Люба не только опустила веки, но даже прикрыла их рукою, словно для того, чтобы лучше видеть, сделав себя слепою. Потом вздрогнула, но ничего не сказала. Верно, увидела, что хотела. Посидела и с открытыми глазами, потом беззвучно произнесла, будто дохнула:
— Еще что?
— Родиону Павловичу тоже грозит смерть. Его хочет убить Лосев, Евгений Алексеевич. Это — целая длинная история. Он ведь без ума влюблен в мою сестру Валентину, Лосев-то, и думает, что та потому ему не отвечает, что сама любит Родиона Павловича. Может быть, он и прав, но не в этом дело, конечно. Вам долго это объяснить, но как бы там ни было, решили устранить Родиона Павловича.

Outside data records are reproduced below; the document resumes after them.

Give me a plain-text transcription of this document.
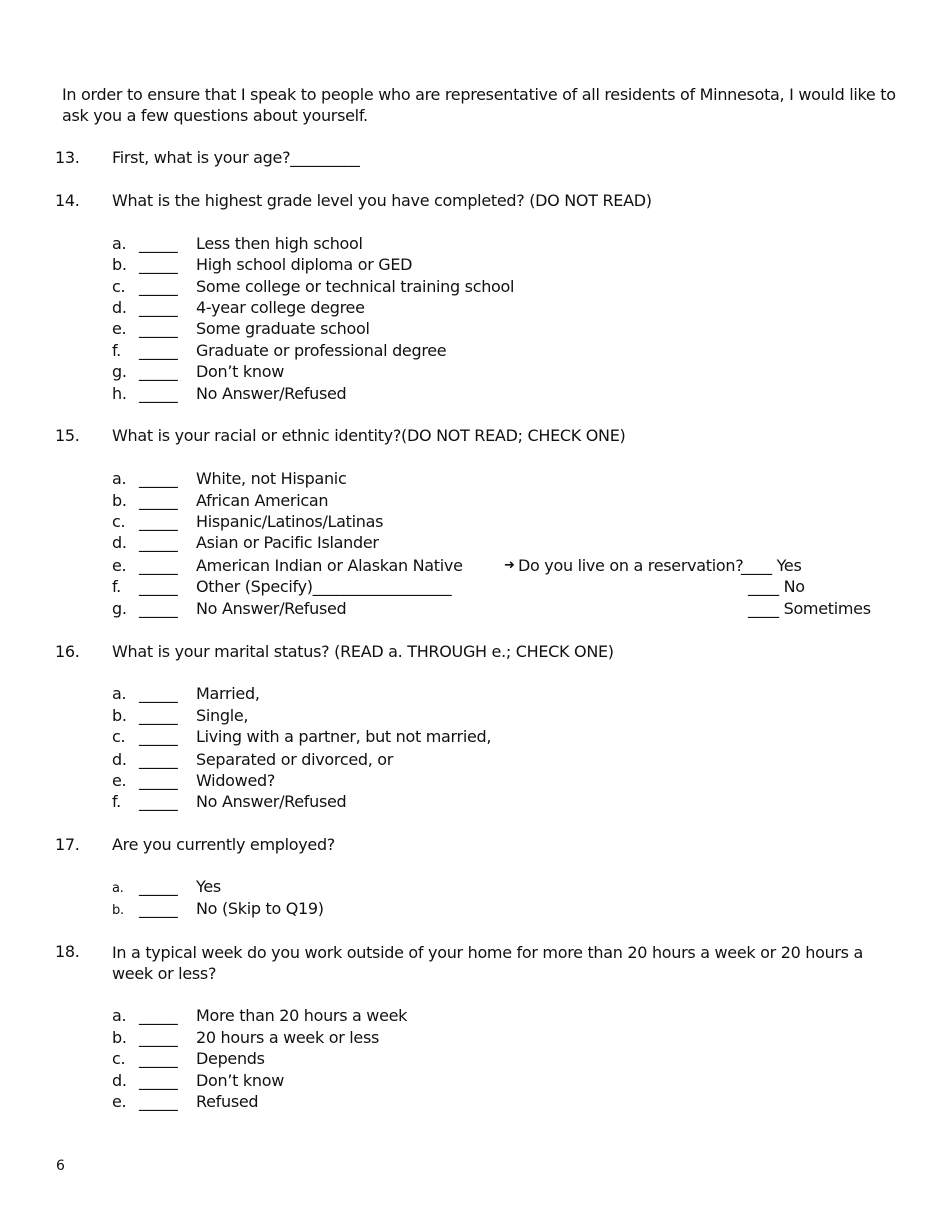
In order to ensure that I speak to people who are representative of all residents of Minnesota, I would like to ask you a few questions about yourself.
13. First, what is your age?_________
14. What is the highest grade level you have completed? (DO NOT READ)
a. _____ Less then high school
b. _____ High school diploma or GED
c. _____ Some college or technical training school
d. _____ 4-year college degree
e. _____ Some graduate school
f. _____ Graduate or professional degree
g. _____ Don’t know
h. _____ No Answer/Refused
15. What is your racial or ethnic identity?(DO NOT READ; CHECK ONE)
a. _____ White, not Hispanic
b. _____ African American
c. _____ Hispanic/Latinos/Latinas
d. _____ Asian or Pacific Islander
e. _____ American Indian or Alaskan Native
f. _____ Other (Specify)__________________
g. _____ No Answer/Refused
➜ Do you live on a reservation?
____ Yes
____ No
____ Sometimes
16. What is your marital status? (READ a. THROUGH e.; CHECK ONE)
a. _____ Married,
b. _____ Single,
c. _____ Living with a partner, but not married,
d. _____ Separated or divorced, or
e. _____ Widowed?
f. _____ No Answer/Refused
17. Are you currently employed?
a. _____ Yes
b. _____ No (Skip to Q19)
18. In a typical week do you work outside of your home for more than 20 hours a week or 20 hours a week or less?
a. _____ More than 20 hours a week
b. _____ 20 hours a week or less
c. _____ Depends
d. _____ Don’t know
e. _____ Refused
6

Лицо Любы, как только Павел завел речь о Миусове, приняло скучающее и слегка презрительное выражение, а если брови ее хмурились и руки сжимались в кулаки, то было очевидно, что это происходит от каких-то посторонних мыслей Любы, а не от рассказа Павла, который она даже не особенно слушала. Тот между тем рассказал все: и о письме, и о Колином предупреждении, и о своем визите к Верейской. Люба провела рукою по лбу и спросила голосом, в котором не слышалось никакого интереса:
— Да, ну и что же ты думаешь делать?
— В том-то и дело, что я не знаю, что делать.
— Да, это трудно.
— Вам, Люба, будто неинтересно то, что я говорю.